L’utilisation croissante de l’intelligence artificielle (IA) dans les processus de recrutement soulève des inquiétudes quant à son impact sur l’égalité des chances, en particulier pour les femmes. Une étude récente menée par l’Université de Stanford révèle que certains algorithmes de sélection de CV pourraient perpétuer, voire amplifier, les biais de genre existants dans le monde professionnel.
Des algorithmes biaisés ?
L’étude, dirigée par la Dr. Emily Chen, a analysé les résultats de plusieurs systèmes d’IA utilisés par de grandes entreprises pour le tri initial des candidatures. Les résultats sont préoccupants : dans certains cas, les algorithmes ont systématiquement sous-évalué les CV féminins, même lorsque les qualifications étaient équivalentes à celles des candidats masculins.“Nous avons constaté que l’IA avait tendance à favoriser les parcours professionnels linéaires et à temps plein, ce qui désavantage souvent les femmes qui ont pu avoir des interruptions de carrière liées à la maternité ou au care familial”, explique la Dr. Chen.
L’effet “boîte noire” de l’IAUn des principaux problèmes identifiés est le manque de transparence dans le fonctionnement de ces algorithmes. Sarah Thompson, experte en éthique de l’IA chez Microsoft, souligne : “L’effet ‘boîte noire’ de certains systèmes d’IA rend difficile l’identification et la correction des biais. C’est un défi majeur pour garantir l’équité dans le recrutement.”
Des initiatives pour corriger le tir
Face à ces constats, plusieurs entreprises tech travaillent à développer des solutions plus équitables. Google a récemment lancé “FairAI”, un outil d’audit des algorithmes de recrutement visant à détecter et corriger les biais de genre.
De son côté, l’Union Européenne prépare une législation pour encadrer l’utilisation de l’IA dans les processus de recrutement. Margrethe Vestager, commissaire européenne au Numérique, affirme : “Nous devons nous assurer que l’IA soit un outil d’émancipation, pas de discrimination.”
L’importance de la diversité dans les équipes de développement
Les experts s’accordent sur un point : la diversité au sein des équipes qui développent ces technologies est cruciale. “Quand les algorithmes sont conçus majoritairement par des hommes, il y a un risque inhérent de biais”, explique Maria Rodriguez, fondatrice de “Women in AI”, une organisation promouvant la diversité dans le secteur de l’IA.

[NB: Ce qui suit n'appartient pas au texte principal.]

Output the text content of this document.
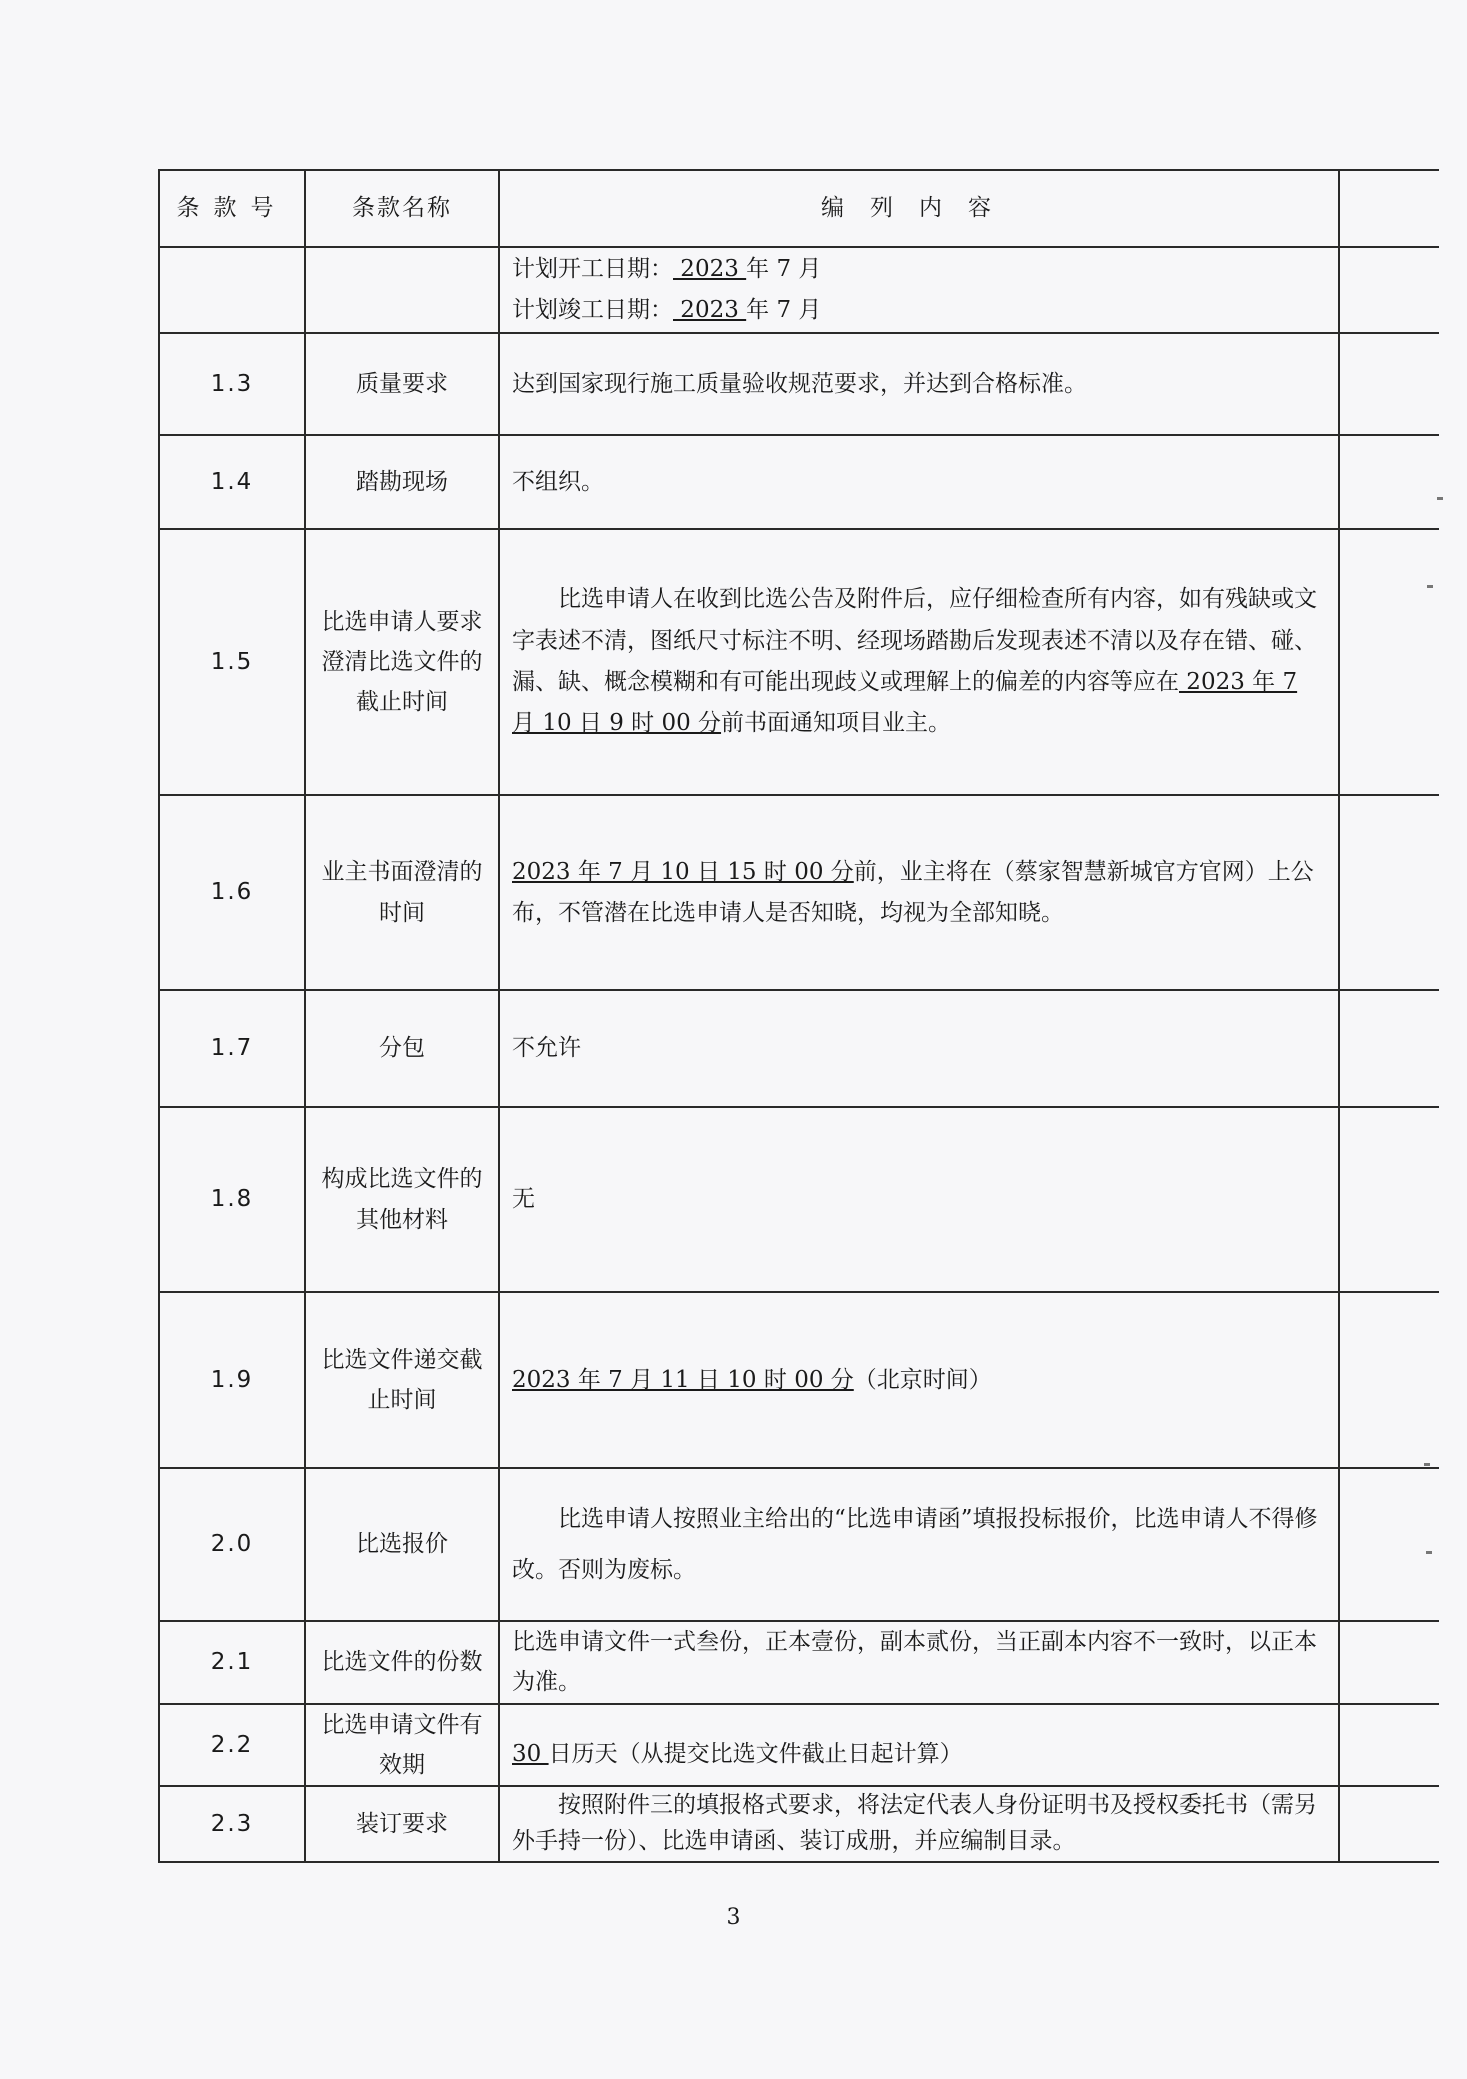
条款号	条款名称	编列内容	

		计划开工日期： 2023 年 7 月
计划竣工日期： 2023 年 7 月	

1.3	质量要求	达到国家现行施工质量验收规范要求，并达到合格标准。	
1.4	踏勘现场	不组织。	
1.5	比选申请人要求澄清比选文件的截止时间	比选申请人在收到比选公告及附件后，应仔细检查所有内容，如有残缺或文字表述不清，图纸尺寸标注不明、经现场踏勘后发现表述不清以及存在错、碰、漏、缺、概念模糊和有可能出现歧义或理解上的偏差的内容等应在 2023 年 7 月 10 日 9 时 00 分前书面通知项目业主。	

1.6	业主书面澄清的时间	2023 年 7 月 10 日 15 时 00 分前，业主将在（蔡家智慧新城官方官网）上公布，不管潜在比选申请人是否知晓，均视为全部知晓。	
1.7	分包	不允许	
1.8	构成比选文件的其他材料	无	
1.9	比选文件递交截止时间	2023 年 7 月 11 日 10 时 00 分（北京时间）	
2.0	比选报价	比选申请人按照业主给出的“比选申请函”填报投标报价，比选申请人不得修改。否则为废标。	

2.1	比选文件的份数	比选申请文件一式叁份，正本壹份，副本贰份，当正副本内容不一致时，以正本为准。	
2.2	比选申请文件有效期	30 日历天（从提交比选文件截止日起计算）	
2.3	装订要求	按照附件三的填报格式要求，将法定代表人身份证明书及授权委托书（需另外手持一份）、比选申请函、装订成册，并应编制目录。	

3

Des compétences “soft” sous-évaluées
Un autre aspect problématique est la difficulté des algorithmes à évaluer les compétences dites “soft”, comme l’intelligence émotionnelle ou la capacité à travailler en équipe, souvent mises en avant dans les profils féminins.Julia Hoffman, DRH chez un grand groupe pharmaceutique, témoigne : “Nous avons constaté que notre système d’IA avait tendance à sous-évaluer ces compétences cruciales. Nous travaillons actuellement à affiner nos algorithmes pour mieux les prendre en compte.”
L’IA, un outil parmi d’autres
Face à ces défis, de nombreux experts appellent à une approche plus nuancée de l’utilisation de l’IA dans le recrutement. “L’IA ne devrait être qu’un outil parmi d’autres dans le processus de sélection, pas le seul critère de décision”, insiste le Dr. Chen.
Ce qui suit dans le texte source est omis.